Originally meant to be told in three parts, the DSF Stop saga ended up being a seven-installment series examining how the outreach organization may or may not have misspent federal COVID grants in its quest to get north-central West Virginia’s Black population vaccinated against COVID-19.
In short: The Dunbar School Foundation created the STOP (Stop the Outbreak of the Pandemic) program to combat the spread of COVID among Black communities in Fairmont, Morgantown, Clarksburg and surrounding areas by facilitating testing and vaccinations. The president of Dunbar School Foundation — who is not involved in the day-to-day activities of the program — Houston Richardson has accused DSF STOP (also called DSF Stop) of misusing federal grant dollars for unnecessary expenses and of nepotism (hiring friends and family members and paying them with grant money).
The Department of Health and Human Resources, which administers the federal grants, is currently reviewing DSF Stop’s financials and records. At this time, the DHHR has not said there is any criminal wrongdoing, though its statements have hinted that some expenses may have been improperly charged to the grant.

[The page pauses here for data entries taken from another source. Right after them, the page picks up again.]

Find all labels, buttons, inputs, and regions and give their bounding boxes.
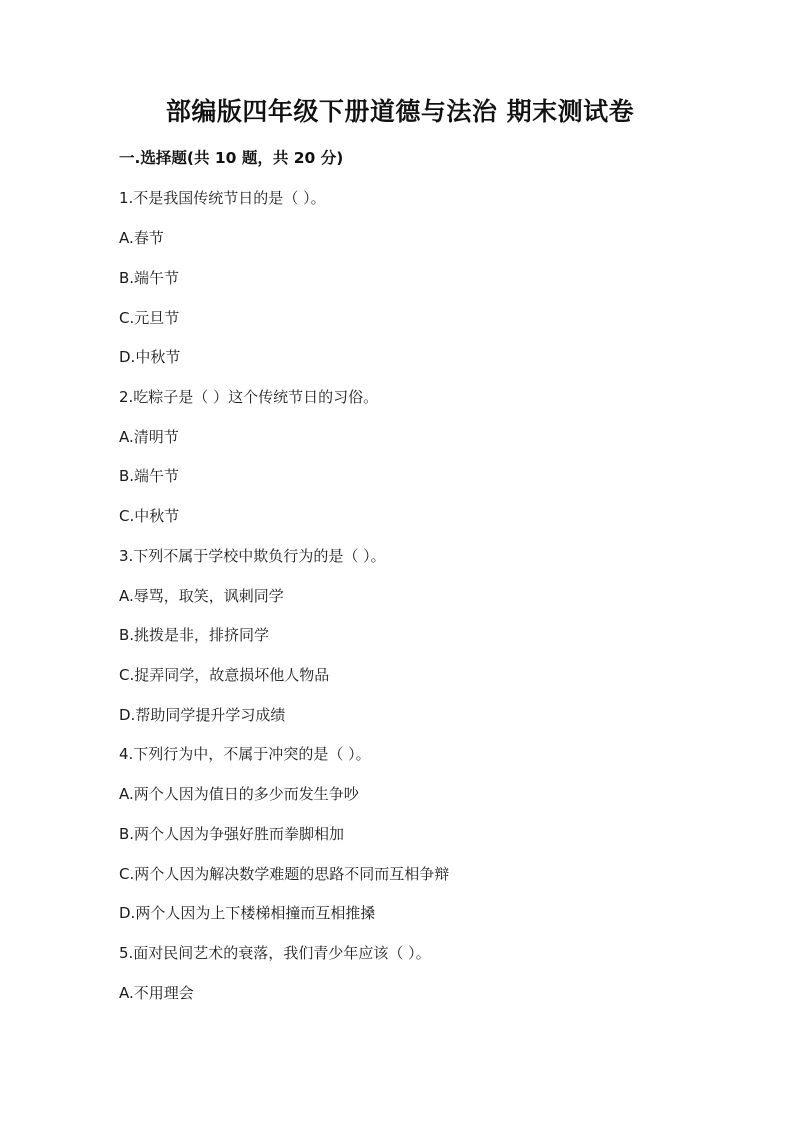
- option-item: A.不用理会: [119, 984, 194, 1002]
- option-item: C.两个人因为解决数学难题的思路不同而互相争辩: [119, 865, 450, 883]
- option-item: B.端午节: [119, 467, 180, 485]
- option-item: A.清明节: [119, 428, 179, 446]
- option-item: C.捉弄同学，故意损坏他人物品: [119, 666, 330, 684]
- option-item: D.帮助同学提升学习成绩: [119, 706, 286, 724]
- section-header: 一.选择题(共 10 题，共 20 分): [119, 149, 344, 167]
- option-item: C.元旦节: [119, 309, 180, 327]
- question-stem: 3.下列不属于学校中欺负行为的是（ ）。: [119, 547, 386, 565]
- option-item: A.两个人因为值日的多少而发生争吵: [119, 785, 359, 803]
- question-stem: 2.吃粽子是（ ）这个传统节日的习俗。: [119, 388, 379, 406]
- option-item: D.两个人因为上下楼梯相撞而互相推搡: [119, 904, 376, 922]
- option-item: A.辱骂，取笑，讽刺同学: [119, 587, 284, 605]
- question-stem: 5.面对民间艺术的衰落，我们青少年应该（ ）。: [119, 944, 431, 962]
- option-item: B.两个人因为争强好胜而拳脚相加: [119, 825, 345, 843]
- option-item: D.中秋节: [119, 348, 181, 366]
- option-item: B.端午节: [119, 269, 180, 287]
- option-item: B.挑拨是非，排挤同学: [119, 626, 270, 644]
- option-item: A.春节: [119, 229, 164, 247]
- question-stem: 4.下列行为中，不属于冲突的是（ ）。: [119, 745, 371, 763]
- page-title: 部编版四年级下册道德与法治 期末测试卷: [165, 97, 635, 126]
- option-item: C.中秋节: [119, 507, 180, 525]
- question-stem: 1.不是我国传统节日的是（ ）。: [119, 189, 326, 207]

Among the most questionable expenses are luxury SUV rentals that totaled almost $50,000 a year, when leasing the vehicles would have been significantly less expensive; fuel write-offs for out-of-state trips to North Carolina, Maryland, Ohio and Pennsylvania, totaling $297.16; over $4,000 in ATM withdrawals that can’t be properly accounted for; and payments to a juice truck in Ohio for marketing and public relations services.
Some of these things can be explained and perhaps would have been if there had been better record-keeping, such as the fuel purchases and ATM withdrawals. If we’re giving DSF Stop the benefit of the doubt, we suppose its CEO and COO at the time didn’t realize it would be much cheaper to lease the SUVs than to rent them. Even the payments to the Ohio juice truck could technically be OK if the juice truck’s owner was providing marketing and PR services, but that probably should have been billed to the individual rather than the juice business.
Richardson also alleges that DSF Stop CEO Romelia Hodges and former chief operating officer Tiffany Samuels staffed the program with friends and family. That charge is harder to deny.
DSF Stop has a contract with Hodges’ husband, Patrick Hodges, for financial services. Samuels’ daughter, Justice Samuels, runs Eye Candy Beauty Supply in Fairmont and is on the DSF Stop payroll as an employee. Her son, Jenesis Samuels, was on the payroll as an employee but was subsequently paid as a contractor for services through his company, Jenesis Janitorial Services.
Hodges pointed out that, in the height of the pandemic, it was difficult to find people who wanted to work giving COVID vaccines and tests to potentially infectious people. DSF Stop put out all the proper hiring notices but received no responses. Hodges’ husband jumped into the fray to help her, and Justice Samuels’ salon became a key location for outreach efforts.
Richardson claims much of what Hodges and Samuels did was without DSF’s approval — including hiring family members. The DSF board’s meeting minutes tell a different story. At one meeting, the board voted to approve hiring “Justice Samuels, Jenesis Samuels and Patrick Hodges into their respective positions and accept[ed] the Conflict of Interest.” At another, “Romelia and Tiffany requested the board to approve Executive Privileges within the grant. This will allow them the authority to make decisions on employees, compensation, bonuses, and other items that are allowable within the confines of the grant,” and the board voted to approve their request.
Richardson, for his part, says the minutes are incorrect.
In the latest development, Richardson claims DSF Stop is behind on rent (which DSF does not deny) and if the program doesn’t pay up, it will be evicted from the Dunbar School cafeteria in which it had set up shop. Hodges responded that the DHHR ordered DSF Stop to stop paying rent to DSF, because they are considered the same organization and DSF can’t pay rent to itself.
We’re not in a place to say who, or what, may be wrong or right — especially since the DHHR has not yet finished its review. We do, however, support a full assessment of DSF Stop’s expenses, not because we think it has committed any wrongdoing, but because any expenditures paid for with taxpayer dollars should be accounted for.